Fed beef cattle will have higher carcass yield and red meat yield relative to dairy type cattle fed for the beef market, McCollum said. At similar live weights, dairy-type cattle yield lighter carcasses and the carcasses may yield less retail beef cuts than a beef animal.
 
“Beef cattle dress out at about 64 percent and dairy, at 61 or 62 percent or less,” he said. “You’re losing carcass weight. And again, these are factors that influence the value of dairy calves relative to beef calves.”
 
Another issue with dairy cattle going into the beef market is their conformation – what the carcass musculature looks like, McCollum said.
 
“They are simply light muscled and their ribeye is a different shape,” he said. “If you sell cattle on the grid, there is a discount on dairy conformation that has nothing to do with yield or quality grade.”
 
An Angus-Holstein cross will yield more beef than a straight Holstein calf raised for the beef market. 
 
Those are some issues that can be addressed and improved if a dairy owner will consider using a beef bull on a portion of their dairy cows, McCollum said.
 
“So what kind of bulls do you look for? Because of the combination of characteristics needed in a bull, you are not going to find the bull you need at the sale barn,” he said. “Select bulls to complement characters of the dairy breed.
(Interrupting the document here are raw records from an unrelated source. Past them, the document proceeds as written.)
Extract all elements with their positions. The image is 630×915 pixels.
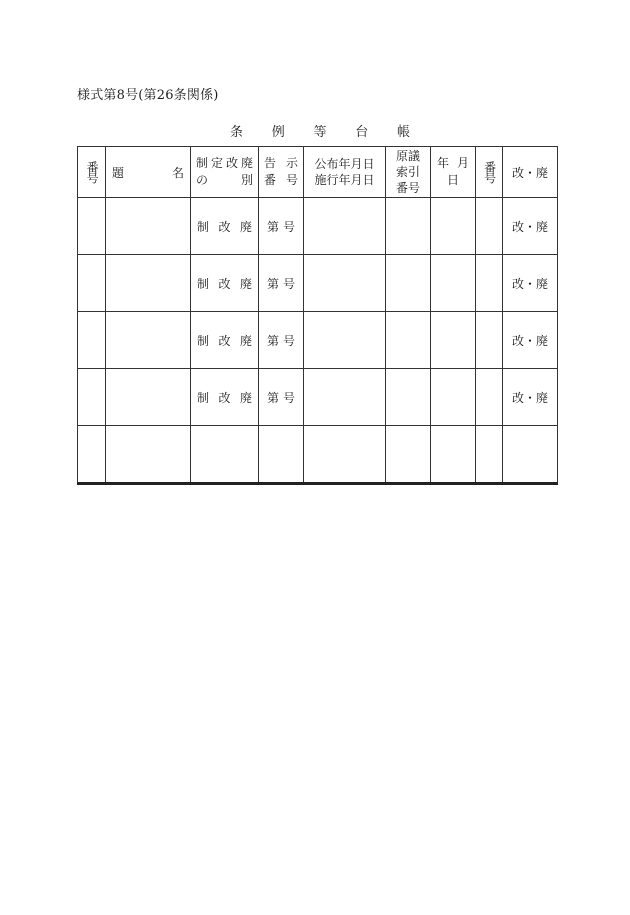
header-title: 題 名 — [106, 147, 191, 198]
cell-kind[interactable]: 制 改 廃 — [191, 369, 259, 426]
title-char: 例 — [271, 125, 285, 140]
cell-date[interactable] — [431, 198, 476, 255]
cell-number[interactable] — [78, 312, 106, 369]
cell-title[interactable] — [106, 426, 191, 484]
cell-number2[interactable] — [476, 426, 503, 484]
table-row — [78, 198, 558, 255]
cell-amend-abolish[interactable] — [503, 426, 558, 484]
cell-title[interactable] — [106, 255, 191, 312]
document-title — [230, 121, 410, 140]
table-row — [78, 255, 558, 312]
header-date: 年 月 日 — [431, 147, 476, 198]
cell-promulgation-date[interactable] — [304, 426, 386, 484]
header-number: 番号 — [78, 147, 106, 198]
cell-kind[interactable]: 制 改 廃 — [191, 312, 259, 369]
cell-number[interactable] — [78, 369, 106, 426]
header-notice-number: 告 示 番 号 — [259, 147, 304, 198]
cell-index-number[interactable] — [386, 312, 431, 369]
cell-promulgation-date[interactable] — [304, 369, 386, 426]
cell-date[interactable] — [431, 369, 476, 426]
title-char: 等 — [313, 125, 327, 140]
table-row — [78, 369, 558, 426]
cell-title[interactable] — [106, 369, 191, 426]
header-number2: 番号 — [476, 147, 503, 198]
cell-notice-number[interactable] — [259, 426, 304, 484]
header-promulgation-date: 公布年月日 施行年月日 — [304, 147, 386, 198]
cell-amend-abolish[interactable]: 改・廃 — [503, 198, 558, 255]
cell-number[interactable] — [78, 198, 106, 255]
cell-number2[interactable] — [476, 369, 503, 426]
cell-index-number[interactable] — [386, 369, 431, 426]
header-amend-abolish: 改・廃 — [503, 147, 558, 198]
title-char: 帳 — [396, 125, 410, 140]
header-index-number: 原議 索引 番号 — [386, 147, 431, 198]
cell-date[interactable] — [431, 255, 476, 312]
cell-number2[interactable] — [476, 255, 503, 312]
cell-notice-number[interactable]: 第 号 — [259, 198, 304, 255]
cell-promulgation-date[interactable] — [304, 255, 386, 312]
cell-notice-number[interactable]: 第 号 — [259, 255, 304, 312]
title-char: 台 — [355, 125, 369, 140]
title-char: 条 — [230, 125, 244, 140]
cell-notice-number[interactable]: 第 号 — [259, 369, 304, 426]
cell-title[interactable] — [106, 198, 191, 255]
cell-number[interactable] — [78, 255, 106, 312]
cell-amend-abolish[interactable]: 改・廃 — [503, 255, 558, 312]
cell-promulgation-date[interactable] — [304, 198, 386, 255]
cell-notice-number[interactable]: 第 号 — [259, 312, 304, 369]
cell-kind[interactable]: 制 改 廃 — [191, 198, 259, 255]
table-row-blank — [78, 426, 558, 484]
cell-date[interactable] — [431, 426, 476, 484]
cell-number2[interactable] — [476, 312, 503, 369]
cell-index-number[interactable] — [386, 426, 431, 484]
cell-promulgation-date[interactable] — [304, 312, 386, 369]
table-row — [78, 312, 558, 369]
cell-amend-abolish[interactable]: 改・廃 — [503, 369, 558, 426]
cell-number2[interactable] — [476, 198, 503, 255]
cell-number[interactable] — [78, 426, 106, 484]
cell-title[interactable] — [106, 312, 191, 369]
cell-date[interactable] — [431, 312, 476, 369]
header-kind: 制 定 改 廃 の 別 — [191, 147, 259, 198]
cell-index-number[interactable] — [386, 255, 431, 312]
table-header-row — [78, 147, 558, 198]
cell-amend-abolish[interactable]: 改・廃 — [503, 312, 558, 369]
ordinance-ledger-table — [77, 146, 558, 485]
cell-kind[interactable]: 制 改 廃 — [191, 255, 259, 312]
cell-index-number[interactable] — [386, 198, 431, 255]
form-label: 様式第8号(第26条関係) — [77, 88, 219, 103]
cell-kind[interactable] — [191, 426, 259, 484]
Find bulls of known genetic potential for birth weight, growth, muscling, carcass grade and weight, or work with an AI company with programs that offer beef sires targeted for use on dairy cows.”
 
Traits to look for are feeding performance – gain and efficiency, final weight, carcass weight, muscling, conformation and red meat yield, McCollum said. When considering sire selection for Jersey and Jersey-influenced cows, additional traits to consider are lower birth weight and accelerated growth. Sires to use on Holstein cows will vary from the desirable sires to use with Jersey and Jersey-type cows.